You’ve been sued for malpractice: What happens next
Service of papers indicating you’ve been sued by a patient for medical malpractice is the last thing any provider wants to receive. Aside from invoking stress and anxiety, malpractice suits require time, attention, and preparation, and can remain pending for long periods until full resolution.
In this first installment in a new bimonthly column, I will cover discrete, but important issues that present themselves in medical malpractice suits to best inform the urologic community of their existence and how attorneys may handle them. Knowledge is power. The more you understand about the legal process and workings of a lawsuit, the better equipped you will be to cope with the emotive aspects of a lawsuit, communicate with your attorney, and contribute to your own defense.
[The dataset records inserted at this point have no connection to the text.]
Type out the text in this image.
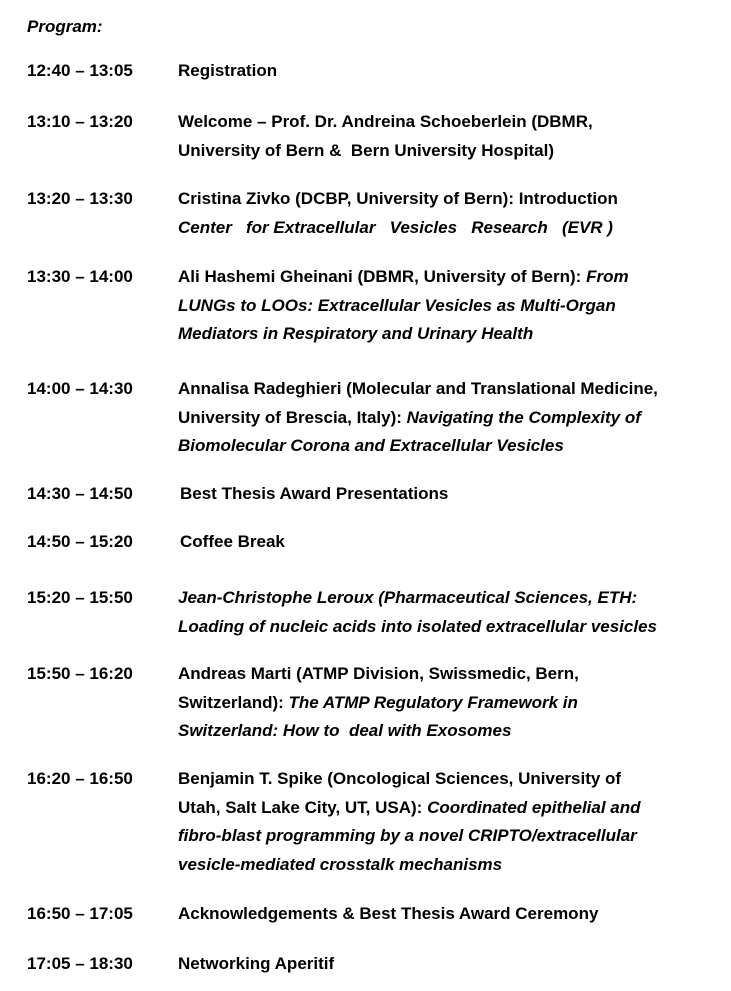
Program:
12:40 – 13:05	Registration
13:10 – 13:20	Welcome – Prof. Dr. Andreina Schoeberlein (DBMR,
University of Bern &  Bern University Hospital)
13:20 – 13:30	Cristina Zivko (DCBP, University of Bern): Introduction
Center   for Extracellular   Vesicles   Research   (EVR )
13:30 – 14:00	Ali Hashemi Gheinani (DBMR, University of Bern): From
LUNGs to LOOs: Extracellular Vesicles as Multi-Organ
Mediators in Respiratory and Urinary Health
14:00 – 14:30	Annalisa Radeghieri (Molecular and Translational Medicine,
University of Brescia, Italy): Navigating the Complexity of
Biomolecular Corona and Extracellular Vesicles
14:30 – 14:50	Best Thesis Award Presentations
14:50 – 15:20	Coffee Break
15:20 – 15:50	Jean-Christophe Leroux (Pharmaceutical Sciences, ETH:
Loading of nucleic acids into isolated extracellular vesicles
15:50 – 16:20	Andreas Marti (ATMP Division, Swissmedic, Bern,
Switzerland): The ATMP Regulatory Framework in
Switzerland: How to  deal with Exosomes
16:20 – 16:50	Benjamin T. Spike (Oncological Sciences, University of
Utah, Salt Lake City, UT, USA): Coordinated epithelial and
fibro-blast programming by a novel CRIPTO/extracellular
vesicle-mediated crosstalk mechanisms
16:50 – 17:05	Acknowledgements & Best Thesis Award Ceremony
17:05 – 18:30	Networking Aperitif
This month’s column is the first of two articles focusing on the anatomy of the medical malpractice lawsuit. Part two will address issues related to expert witnesses and the trial itself.
Service of a summons and complaint
A lawsuit alleging medical malpractice will commence with the service of a summons and formal complaint claiming negligence. Receipt of these papers should prompt immediate notice to one’s carrier, providing any documents received (Proc [Bayl Univ Med Cent] 2001; 14:109-12). Complaints in medical malpractice suits commonly allege that a physician failed to comport with the applicable standard of care, failed to properly diagnose, or failed to properly treat the patient/plaintiff.
There are four components to a negligence claim, each of which the plaintiff must prove (Clin Orthop Relat Res 2009; 467:339-47):
- that the physician owed a duty
- that the physician breached that duty
- the claimed injuries were caused by the breach
- and resulting damages.
It should be noted that the applicable standard of care in a case will depend on the jurisdiction, as states do not have a universal definition of the standard of care (18 American Law Reports 4th 603).